In 1986, former Ski Incline general manager Jürgen Wetzstein involved Bandelin in the design workshops to expand and enhance the upper mountain. Bandelin spent a full summer climbing the mountain and marking potential trails that are now considered iconic for their incredible views of Lake Tahoe.
“The population involved in the sport is dwindling, so it’s all about how to get more skiers, but also offering activities for non-skiers to be able to come up here and enjoy themselves.”
– Mike Bandelin
In the late 1980s, Bandelin helped put in a snowmaking system on the upper mountain and became assistant lift manager. In 1998, he was promoted to mountain manager and Ed Youmans served as general manager. Youmans left Diamond Peak in 2011 and through a couple more transitions, Bandelin was named interim general manager in November 2015 and the post became permanent in October 2016.
“The population involved in the sport is dwindling, so it’s all about how to get more skiers, but also offering activities for non-skiers to be able to come up here and enjoy themselves,” Bandelin says. Being involved in capital improvements over the years and figuring out ways to improve the resort’s sustainability has kept him interested in Diamond Peak.

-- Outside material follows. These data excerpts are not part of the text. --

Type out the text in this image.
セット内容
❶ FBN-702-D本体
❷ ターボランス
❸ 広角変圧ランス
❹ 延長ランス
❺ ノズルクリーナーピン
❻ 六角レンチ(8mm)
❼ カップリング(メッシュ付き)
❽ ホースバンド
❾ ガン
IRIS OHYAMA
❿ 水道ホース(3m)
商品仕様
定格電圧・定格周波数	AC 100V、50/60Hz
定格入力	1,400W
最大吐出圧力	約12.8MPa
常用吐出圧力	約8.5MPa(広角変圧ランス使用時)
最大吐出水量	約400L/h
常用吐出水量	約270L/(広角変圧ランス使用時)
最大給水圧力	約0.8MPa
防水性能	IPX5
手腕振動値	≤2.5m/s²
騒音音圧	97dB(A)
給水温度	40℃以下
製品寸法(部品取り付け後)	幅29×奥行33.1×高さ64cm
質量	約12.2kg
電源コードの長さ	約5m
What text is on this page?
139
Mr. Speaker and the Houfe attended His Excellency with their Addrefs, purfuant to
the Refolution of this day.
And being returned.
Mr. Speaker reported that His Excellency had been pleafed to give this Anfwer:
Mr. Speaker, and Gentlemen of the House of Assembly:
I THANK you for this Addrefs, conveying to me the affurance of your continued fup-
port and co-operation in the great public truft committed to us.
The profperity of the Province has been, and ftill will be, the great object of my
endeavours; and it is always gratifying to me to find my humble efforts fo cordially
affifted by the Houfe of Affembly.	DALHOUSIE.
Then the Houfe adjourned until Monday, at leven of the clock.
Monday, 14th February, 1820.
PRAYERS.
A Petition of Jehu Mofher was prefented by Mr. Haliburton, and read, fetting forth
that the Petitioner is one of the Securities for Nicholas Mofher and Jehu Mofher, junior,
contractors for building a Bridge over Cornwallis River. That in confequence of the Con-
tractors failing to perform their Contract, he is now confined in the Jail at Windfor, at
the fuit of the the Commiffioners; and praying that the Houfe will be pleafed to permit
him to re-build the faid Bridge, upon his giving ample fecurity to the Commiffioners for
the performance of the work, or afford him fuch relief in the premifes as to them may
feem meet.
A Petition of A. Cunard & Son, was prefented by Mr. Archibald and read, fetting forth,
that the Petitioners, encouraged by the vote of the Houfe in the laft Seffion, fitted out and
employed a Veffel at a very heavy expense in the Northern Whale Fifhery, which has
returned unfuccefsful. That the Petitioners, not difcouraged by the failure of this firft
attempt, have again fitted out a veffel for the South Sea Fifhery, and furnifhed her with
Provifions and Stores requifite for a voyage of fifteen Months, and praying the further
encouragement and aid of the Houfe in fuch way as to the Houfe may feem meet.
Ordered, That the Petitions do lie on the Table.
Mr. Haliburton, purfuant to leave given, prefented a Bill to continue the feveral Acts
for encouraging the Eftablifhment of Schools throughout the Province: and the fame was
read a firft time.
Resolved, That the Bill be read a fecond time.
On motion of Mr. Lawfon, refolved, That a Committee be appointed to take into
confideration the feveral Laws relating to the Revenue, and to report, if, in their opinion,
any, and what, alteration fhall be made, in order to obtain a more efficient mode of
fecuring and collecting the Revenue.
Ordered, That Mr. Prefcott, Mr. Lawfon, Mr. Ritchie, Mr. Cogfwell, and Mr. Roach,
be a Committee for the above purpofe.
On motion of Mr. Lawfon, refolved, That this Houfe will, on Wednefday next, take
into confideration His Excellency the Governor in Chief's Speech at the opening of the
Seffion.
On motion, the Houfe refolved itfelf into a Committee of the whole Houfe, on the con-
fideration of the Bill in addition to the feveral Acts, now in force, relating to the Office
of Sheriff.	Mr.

“I just like to see everyone smiling and recreating,” Bandelin says.
Building a brand
Even though he has been a sponsored professional skier since the age of 14, Kyle Smaine never worked directly within the ski industry. He has been close to it his entire life because his father worked for several ski resorts including Bear Mountain, Heavenly and Sierra-at-Tahoe. Smaine simultaneously went to school at Sierra Nevada College while skiing professionally, graduating in May 2014.
“The change I notice the most since starting at SNC is acknowledging that being an athlete is like running a business.”
– Kyle Smaine
“The wonderful teachers and staff at the school worked with me to allow me to keep up with my course work while traveling to major events, including the qualifying events for the 2014 Winter Olympics in Sochi, Russia,” says Smaine.
He added that being a professional athlete is like running a small business where the product is yourself.
“Success depends on much more than just performance. An athlete has to market himself; communicate with sponsors, coaches and event organizers; negotiate contracts with major corporations and plan trips to foreign countries. My education at SNC helped me improve or develop the skills I needed to be a more successful skier,” he says.
“The change I notice the most since starting at SNC is acknowledging that being an athlete is like running a business. By knowing that fact it makes it easier to separate myself and my skills from the act of building a brand and communicating that brand to businesses and audiences. That separation is hard, but it is easier as you grow up and become more educated.”
Now Smaine says that he can’t imagine doing anything else when he has the chance to ski every day for his career, but realizes that at some point the risk of injury will outweigh the reward.
“It is better to end a career on your own terms than to be forced into stopping because you physically aren’t capable of skiing anymore. I want to be able to enjoy it at least as much as I can in the first 25 years,” he says.